MS-A1/AMD 8700G iGPU - AMDGPU page fault errors & temp monitoring

Hey folks, I have recently built a system on Minisforum’s new MS-A1 chassis, with an 8700G as the APU. I installed NixOS 24.05 and most stuff is working, but I have a few problems that have popped up that I would like some help with. I was hoping to use this machine as a workstation, plus playing a few light games on it, so I installed Steam and a couple of games to try things out, which is where things started to be less than ideal. So far I have 3 main problems that I’d like to see if anyone can help me out with:

  1. Some games (MTG:A) work fine with no problems, but when playing Path of Achra from Steam using Proton 9 or experimental, the game (actually everything but the cursor) will eventually hang and then recover. journalctl -f shows amdgpu page fault errors when that happens that look like this:
amdgpu: [gfxhub] page fault 
amdgpu:   in page starting at address 0x000000003f800000 from client 10
amdgpu: GCVM_L2_PROTECTION_FAULT_STATUS:0x00501431
amdgpu:          Faulty UTCL2 client ID: SQC (data) (0xa)
amdgpu:          MORE_FAULTS: 0x1
amdgpu:          WALKER_ERROR: 0x0
amdgpu:          PERMISSION_FAULTS: 0x3
amdgpu:          MAPPING_ERROR: 0x0
amdgpu:          RW: 0x0
  1. I also noticed that when running picom -b --backend glx I will get continual “present flip failed” messages - many per second, in sets of 3:
Aug 21 14:46:20 msa1 xserver-wrapper[2297]: (WW) AMDGPU(0): flip queue failed: Invalid argument
Aug 21 14:46:20 msa1 xserver-wrapper[2297]: (WW) AMDGPU(0): Page flip failed: Invalid argument
Aug 21 14:46:20 msa1 xserver-wrapper[2297]: (EE) AMDGPU(0): present flip failed
  1. Finally, when investigating this I found that lm-sensors doesn’t seem to detect the CPU temperature sensors for this machine, even after running sensors-detect. I am using the nixos-hardware flake with common-cpu-amd, common-cpu-amd-pstate and common-cpu-amd-zenpower and I’m not sure what other stuff I should do to be able to see the sensor data from the CPU. I do see GPU “edge” temperature readings, though.

So, I have a few questions here. In doing research about issue #1, I found several people on Arch or other forums who said that simply switching to the amdgpu-pro drivers fixed similar problems for them, but it seems like trying to do that in NixOS 24.05 pushes my kernel version way back - to some 5.x kernel. Is there a good way to use the amdgpu-pro driver (or is there some other driver I should use instead) that will let me continue to use a modern kernel? Or should I just bite the bullet and let my yearning for modernity go?

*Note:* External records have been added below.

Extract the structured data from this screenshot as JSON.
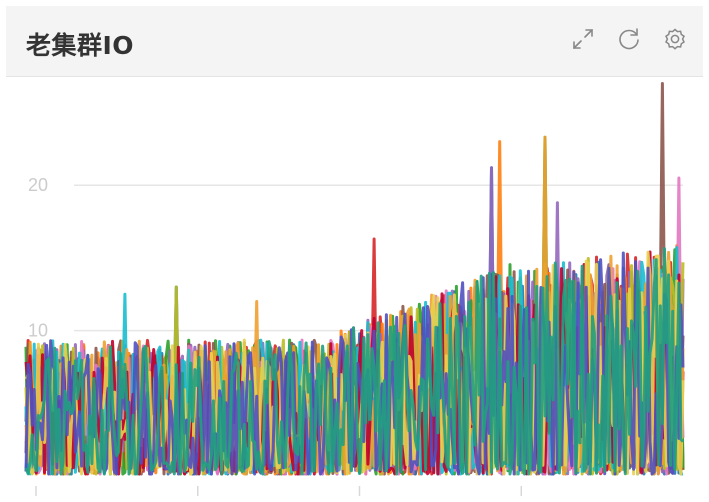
{
  "panel": {
    "title": "老集群IO",
    "tools": [
      {
        "name": "expand-icon"
      },
      {
        "name": "refresh-icon"
      },
      {
        "name": "settings-icon"
      }
    ]
  },
  "chart_data": {
    "type": "line",
    "title": "老集群IO",
    "xlabel": "",
    "ylabel": "",
    "ylim": [
      0,
      26
    ],
    "yticks": [
      "10",
      "20"
    ],
    "grid": true,
    "legend": "none",
    "n_points": 320,
    "series_colors": [
      "#d62728",
      "#1f77b4",
      "#ff7f0e",
      "#2ca02c",
      "#9467bd",
      "#8c564b",
      "#e377c2",
      "#bcbd22",
      "#17becf",
      "#f0a030",
      "#c00030",
      "#e8d050",
      "#5050c0",
      "#20a080"
    ],
    "peaks": [
      {
        "x": 0.53,
        "y": 16.3,
        "color": "#9467bd"
      },
      {
        "x": 0.71,
        "y": 21.2,
        "color": "#9467bd"
      },
      {
        "x": 0.72,
        "y": 23.0,
        "color": "#f0a030"
      },
      {
        "x": 0.79,
        "y": 23.3,
        "color": "#f0a030"
      },
      {
        "x": 0.81,
        "y": 18.8,
        "color": "#f0a030"
      },
      {
        "x": 0.97,
        "y": 27.0,
        "color": "#f0a030"
      },
      {
        "x": 0.995,
        "y": 20.5,
        "color": "#c00030"
      },
      {
        "x": 0.23,
        "y": 13.0,
        "color": "#1f77b4"
      },
      {
        "x": 0.15,
        "y": 12.5,
        "color": "#d62728"
      },
      {
        "x": 0.35,
        "y": 12.0,
        "color": "#1f77b4"
      }
    ]
  }
}
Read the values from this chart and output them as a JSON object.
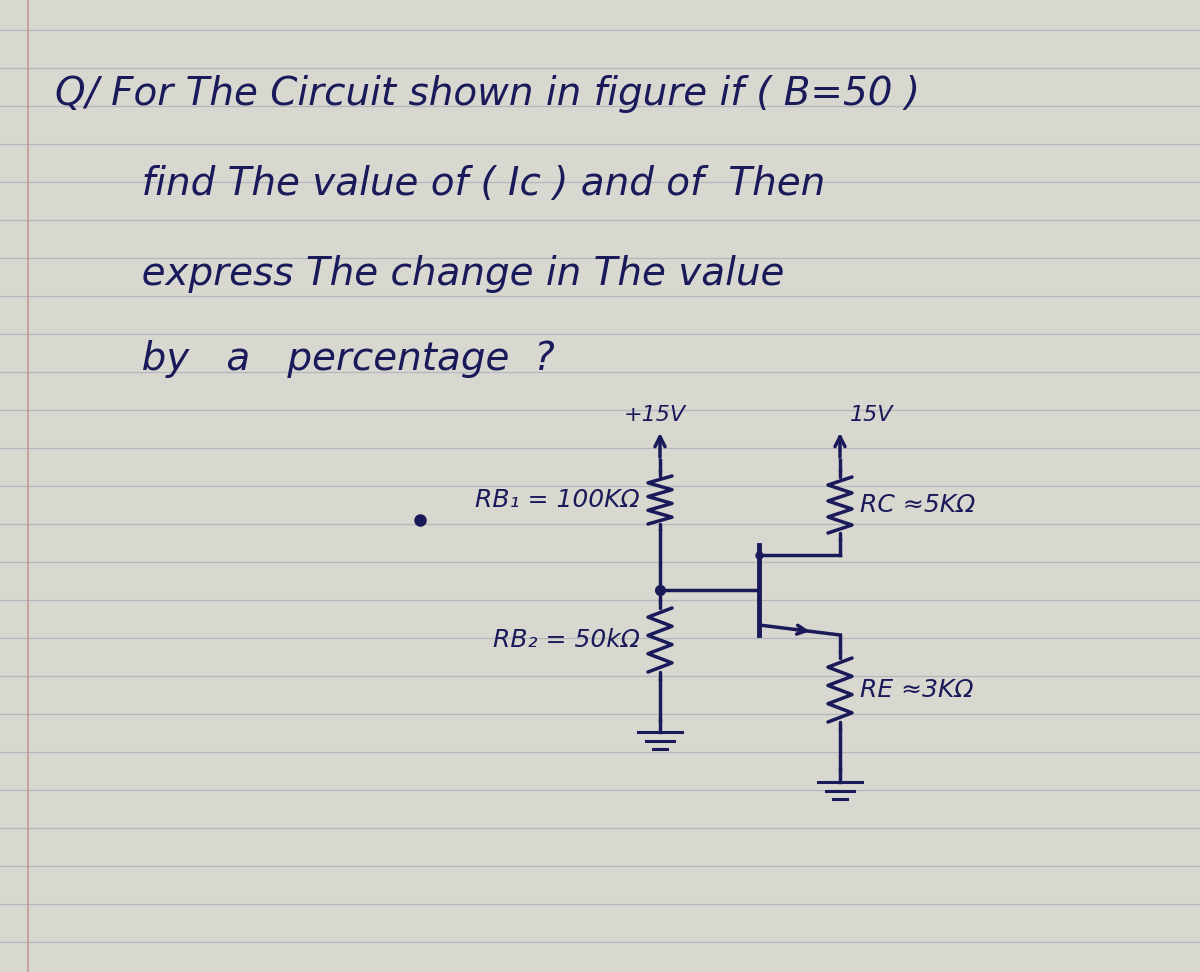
{
  "bg_color": "#d8d8d0",
  "paper_color": "#e8e8e2",
  "line_color": "#1a1a5a",
  "paper_line_color": "#b0b4bc",
  "vcc_left_label": "+15V",
  "vcc_right_label": "15V",
  "rb1_label": "RB₁ = 100KΩ",
  "rc_label": "RC ≈5KΩ",
  "rb2_label": "RB₂ = 50kΩ",
  "re_label": "RE ≈3KΩ",
  "text_line1": "Q/ For The Circuit shown in figure if ( B=50 )",
  "text_line2": "       find The value of ( Iᴄ ) and of  Then",
  "text_line3": "       express The change in The value",
  "text_line4": "       by   a   percentage  ?"
}
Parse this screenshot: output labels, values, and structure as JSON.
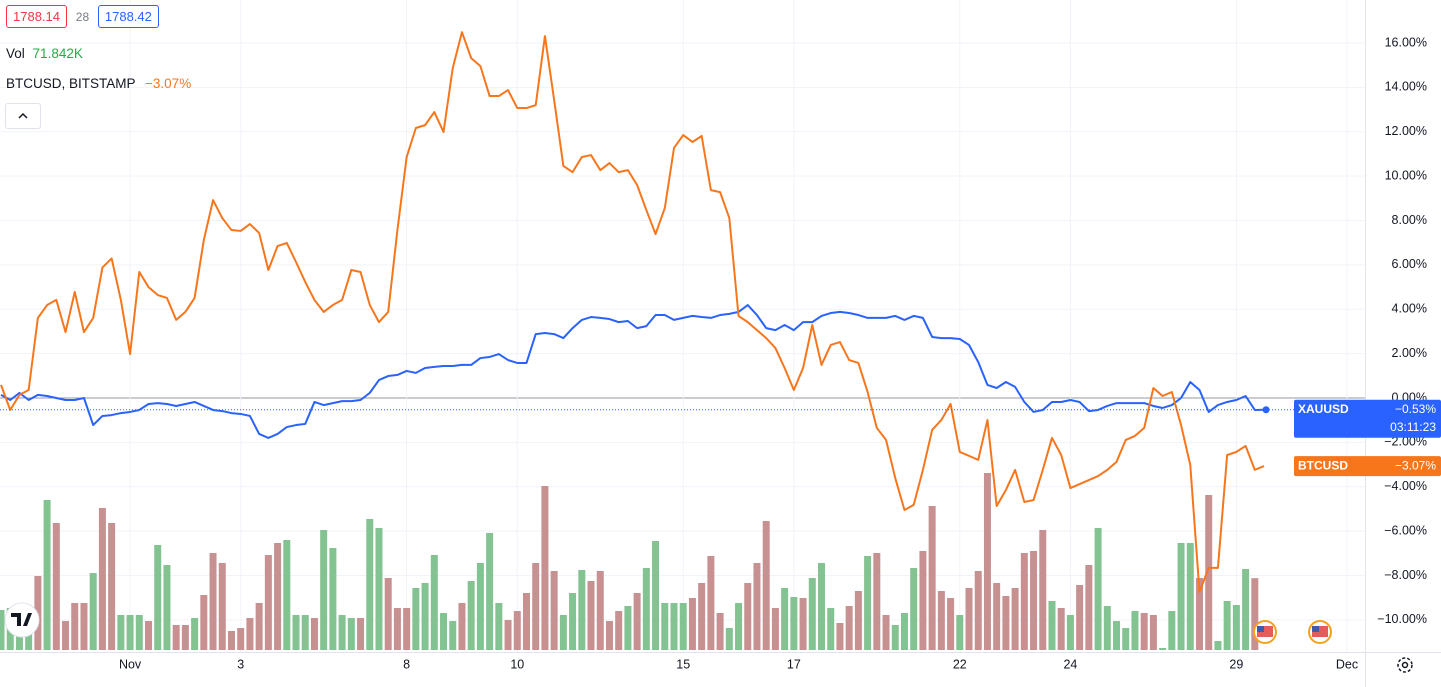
{
  "toolbar": {
    "sell": 1788.14,
    "spread": 28,
    "buy": 1788.42
  },
  "chart_data": {
    "type": "line",
    "categories": [
      null,
      null,
      null,
      null,
      null,
      null,
      null,
      null,
      null,
      null,
      null,
      null,
      null,
      null,
      "Nov",
      null,
      null,
      null,
      null,
      null,
      null,
      null,
      null,
      null,
      null,
      null,
      "3",
      null,
      null,
      null,
      null,
      null,
      null,
      null,
      null,
      null,
      null,
      null,
      null,
      null,
      null,
      null,
      null,
      null,
      "8",
      null,
      null,
      null,
      null,
      null,
      null,
      null,
      null,
      null,
      null,
      null,
      "10",
      null,
      null,
      null,
      null,
      null,
      null,
      null,
      null,
      null,
      null,
      null,
      null,
      null,
      null,
      null,
      null,
      null,
      "15",
      null,
      null,
      null,
      null,
      null,
      null,
      null,
      null,
      null,
      null,
      null,
      "17",
      null,
      null,
      null,
      null,
      null,
      null,
      null,
      null,
      null,
      null,
      null,
      null,
      null,
      null,
      null,
      null,
      null,
      "22",
      null,
      null,
      null,
      null,
      null,
      null,
      null,
      null,
      null,
      null,
      null,
      "24",
      null,
      null,
      null,
      null,
      null,
      null,
      null,
      null,
      null,
      null,
      null,
      null,
      null,
      null,
      null,
      null,
      null,
      "29",
      null,
      null,
      null,
      null,
      null,
      null,
      null,
      null,
      null,
      null,
      null,
      "Dec"
    ],
    "series": [
      {
        "name": "XAUUSD",
        "color": "#2962ff",
        "last_label": "−0.53%",
        "countdown": "03:11:23",
        "price_line": true,
        "values": [
          0.14,
          -0.09,
          0.23,
          -0.09,
          0.14,
          0.09,
          0,
          -0.09,
          -0.09,
          0,
          -1.22,
          -0.81,
          -0.77,
          -0.68,
          -0.63,
          -0.54,
          -0.27,
          -0.23,
          -0.27,
          -0.36,
          -0.27,
          -0.18,
          -0.36,
          -0.54,
          -0.59,
          -0.68,
          -0.72,
          -0.81,
          -1.62,
          -1.8,
          -1.62,
          -1.31,
          -1.22,
          -1.17,
          -0.18,
          -0.32,
          -0.23,
          -0.14,
          -0.14,
          -0.09,
          0.23,
          0.81,
          0.99,
          1.04,
          1.22,
          1.13,
          1.35,
          1.4,
          1.44,
          1.44,
          1.49,
          1.49,
          1.8,
          1.85,
          1.98,
          1.71,
          1.58,
          1.58,
          2.88,
          2.93,
          2.88,
          2.7,
          3.15,
          3.52,
          3.65,
          3.61,
          3.56,
          3.42,
          3.47,
          3.15,
          3.24,
          3.74,
          3.74,
          3.52,
          3.61,
          3.7,
          3.65,
          3.61,
          3.74,
          3.79,
          3.88,
          4.19,
          3.74,
          3.15,
          3.06,
          3.29,
          3.06,
          3.42,
          3.42,
          3.7,
          3.83,
          3.88,
          3.83,
          3.74,
          3.61,
          3.61,
          3.61,
          3.7,
          3.52,
          3.7,
          3.61,
          2.75,
          2.7,
          2.7,
          2.66,
          2.39,
          1.62,
          0.59,
          0.45,
          0.72,
          0.5,
          -0.18,
          -0.63,
          -0.54,
          -0.18,
          -0.18,
          -0.09,
          -0.18,
          -0.59,
          -0.54,
          -0.36,
          -0.23,
          -0.23,
          -0.23,
          -0.23,
          -0.36,
          -0.45,
          -0.32,
          0,
          0.72,
          0.36,
          -0.63,
          -0.32,
          -0.18,
          -0.09,
          0.09,
          -0.54,
          -0.53,
          null,
          null,
          null,
          null,
          null,
          null,
          null,
          null,
          null
        ]
      },
      {
        "name": "BTCUSD",
        "legend_label": "BTCUSD, BITSTAMP",
        "color": "#f7761c",
        "last_label": "−3.07%",
        "values": [
          0.59,
          -0.54,
          0.14,
          0.36,
          3.61,
          4.19,
          4.42,
          2.97,
          4.78,
          2.97,
          3.61,
          5.88,
          6.29,
          4.42,
          1.98,
          5.68,
          5.0,
          4.64,
          4.51,
          3.52,
          3.88,
          4.51,
          7.12,
          8.92,
          8.11,
          7.57,
          7.53,
          7.84,
          7.44,
          5.77,
          6.85,
          6.99,
          6.13,
          5.23,
          4.42,
          3.88,
          4.19,
          4.42,
          5.77,
          5.68,
          4.19,
          3.42,
          3.88,
          7.57,
          10.86,
          12.17,
          12.3,
          12.89,
          11.99,
          14.87,
          16.49,
          15.32,
          14.96,
          13.61,
          13.61,
          13.88,
          13.07,
          13.07,
          13.2,
          16.31,
          13.43,
          10.46,
          10.18,
          10.86,
          10.95,
          10.27,
          10.59,
          10.18,
          10.27,
          9.6,
          8.47,
          7.39,
          8.56,
          11.27,
          11.85,
          11.54,
          11.81,
          9.37,
          9.28,
          8.11,
          3.7,
          3.42,
          3.06,
          2.7,
          2.25,
          1.35,
          0.36,
          1.35,
          3.29,
          1.49,
          2.39,
          2.52,
          1.71,
          1.58,
          0.27,
          -1.35,
          -1.89,
          -3.61,
          -5.05,
          -4.82,
          -3.24,
          -1.44,
          -0.99,
          -0.27,
          -2.43,
          -2.61,
          -2.79,
          -0.99,
          -4.87,
          -4.15,
          -3.24,
          -4.69,
          -4.6,
          -3.24,
          -1.8,
          -2.57,
          -4.06,
          -3.88,
          -3.7,
          -3.52,
          -3.24,
          -2.88,
          -1.89,
          -1.71,
          -1.35,
          0.45,
          0.09,
          0.27,
          -1.22,
          -3.02,
          -8.74,
          -7.66,
          -7.66,
          -2.57,
          -2.43,
          -2.16,
          -3.24,
          -3.07,
          null,
          null,
          null,
          null,
          null,
          null,
          null,
          null,
          null
        ]
      }
    ],
    "volume": {
      "name": "Vol",
      "last_label": "71.842K",
      "values": [
        40,
        42,
        38,
        44,
        74,
        150,
        127,
        29,
        47,
        47,
        77,
        142,
        127,
        35,
        35,
        35,
        29,
        105,
        85,
        25,
        25,
        32,
        55,
        97,
        87,
        19,
        22,
        32,
        47,
        95,
        107,
        110,
        35,
        35,
        32,
        120,
        102,
        35,
        32,
        32,
        131,
        122,
        72,
        42,
        42,
        62,
        67,
        95,
        37,
        29,
        47,
        69,
        87,
        117,
        47,
        30,
        39,
        57,
        87,
        164,
        79,
        35,
        57,
        80,
        69,
        79,
        29,
        39,
        44,
        57,
        82,
        109,
        47,
        47,
        47,
        52,
        67,
        94,
        37,
        22,
        47,
        67,
        87,
        129,
        42,
        62,
        53,
        52,
        72,
        87,
        42,
        27,
        44,
        59,
        94,
        97,
        35,
        25,
        37,
        82,
        99,
        144,
        59,
        52,
        35,
        62,
        79,
        177,
        67,
        54,
        62,
        97,
        99,
        120,
        49,
        42,
        35,
        65,
        85,
        122,
        44,
        29,
        22,
        39,
        37,
        35,
        2,
        39,
        107,
        107,
        72,
        155,
        9,
        49,
        45,
        81,
        71.842,
        null,
        null,
        null,
        null,
        null,
        null,
        null,
        null,
        null,
        null
      ],
      "colors": [
        "#83c391",
        "#83c391",
        "#83c391",
        "#83c391",
        "#c79191",
        "#83c391",
        "#c79191",
        "#c79191",
        "#c79191",
        "#c79191",
        "#83c391",
        "#c79191",
        "#c79191",
        "#83c391",
        "#83c391",
        "#83c391",
        "#c79191",
        "#83c391",
        "#83c391",
        "#c79191",
        "#c79191",
        "#83c391",
        "#c79191",
        "#c79191",
        "#c79191",
        "#c79191",
        "#c79191",
        "#c79191",
        "#c79191",
        "#c79191",
        "#c79191",
        "#83c391",
        "#83c391",
        "#83c391",
        "#c79191",
        "#83c391",
        "#83c391",
        "#83c391",
        "#83c391",
        "#c79191",
        "#83c391",
        "#83c391",
        "#c79191",
        "#c79191",
        "#c79191",
        "#83c391",
        "#83c391",
        "#83c391",
        "#83c391",
        "#83c391",
        "#c79191",
        "#83c391",
        "#83c391",
        "#83c391",
        "#83c391",
        "#c79191",
        "#c79191",
        "#c79191",
        "#c79191",
        "#c79191",
        "#c79191",
        "#83c391",
        "#83c391",
        "#83c391",
        "#c79191",
        "#c79191",
        "#c79191",
        "#c79191",
        "#83c391",
        "#c79191",
        "#83c391",
        "#83c391",
        "#83c391",
        "#83c391",
        "#83c391",
        "#c79191",
        "#c79191",
        "#c79191",
        "#c79191",
        "#83c391",
        "#83c391",
        "#c79191",
        "#c79191",
        "#c79191",
        "#c79191",
        "#83c391",
        "#83c391",
        "#c79191",
        "#83c391",
        "#83c391",
        "#83c391",
        "#c79191",
        "#c79191",
        "#c79191",
        "#83c391",
        "#c79191",
        "#c79191",
        "#83c391",
        "#83c391",
        "#83c391",
        "#c79191",
        "#c79191",
        "#c79191",
        "#c79191",
        "#83c391",
        "#c79191",
        "#c79191",
        "#c79191",
        "#c79191",
        "#c79191",
        "#c79191",
        "#c79191",
        "#c79191",
        "#c79191",
        "#83c391",
        "#c79191",
        "#83c391",
        "#c79191",
        "#c79191",
        "#83c391",
        "#83c391",
        "#83c391",
        "#83c391",
        "#83c391",
        "#c79191",
        "#c79191",
        "#83c391",
        "#83c391",
        "#83c391",
        "#83c391",
        "#c79191",
        "#c79191",
        "#83c391",
        "#83c391",
        "#83c391",
        "#83c391",
        "#c79191",
        null,
        null,
        null,
        null,
        null,
        null,
        null,
        null,
        null,
        null
      ]
    },
    "ylim": [
      -11.45,
      17.94
    ],
    "yticks": [
      {
        "value": -10,
        "label": "−10.00%"
      },
      {
        "value": -8,
        "label": "−8.00%"
      },
      {
        "value": -6,
        "label": "−6.00%"
      },
      {
        "value": -4,
        "label": "−4.00%"
      },
      {
        "value": -2,
        "label": "−2.00%"
      },
      {
        "value": 0,
        "label": "0.00%"
      },
      {
        "value": 2,
        "label": "2.00%"
      },
      {
        "value": 4,
        "label": "4.00%"
      },
      {
        "value": 6,
        "label": "6.00%"
      },
      {
        "value": 8,
        "label": "8.00%"
      },
      {
        "value": 10,
        "label": "10.00%"
      },
      {
        "value": 12,
        "label": "12.00%"
      },
      {
        "value": 14,
        "label": "14.00%"
      },
      {
        "value": 16,
        "label": "16.00%"
      }
    ],
    "grid": true
  }
}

Next, does anyone know what I need to do to get temperature sensors working for the 8700G? I think that this issue might be temperature related, but I really can’t tell since I can’t get a temperature reading out of the CPU. That might help me figure out if I have a defective cooling unit in my MS-A1 or something.

Finally, I’m not sure what to do about issue #2. It’s not the most important thing, as picom works fine and doesn’t produce errors when run without --backend glx - but xsecurelock has issues instead, which is what led me to use that setting. I guess I could just try a different screen locker but xsecurelock is my preferred option. Does anyone have any alternatives to picom I could try? compton is old which is why picom exists and everything else seems like it’s not intended for real use or is just a wayland compositor. I use qtile so I guess I could try to figure out how to use qtile in wayland, but my initial attempt at that didn’t go very well so I’m not inclined to dig into that unless I have to.

Thanks in advance for any advice you may have for me!

Welcome to NixOS. I think it would be more practical and pleasant of you to post three distinct threads for your issues.

Having said that, is this with nixpkgs-unstable? I would try that first.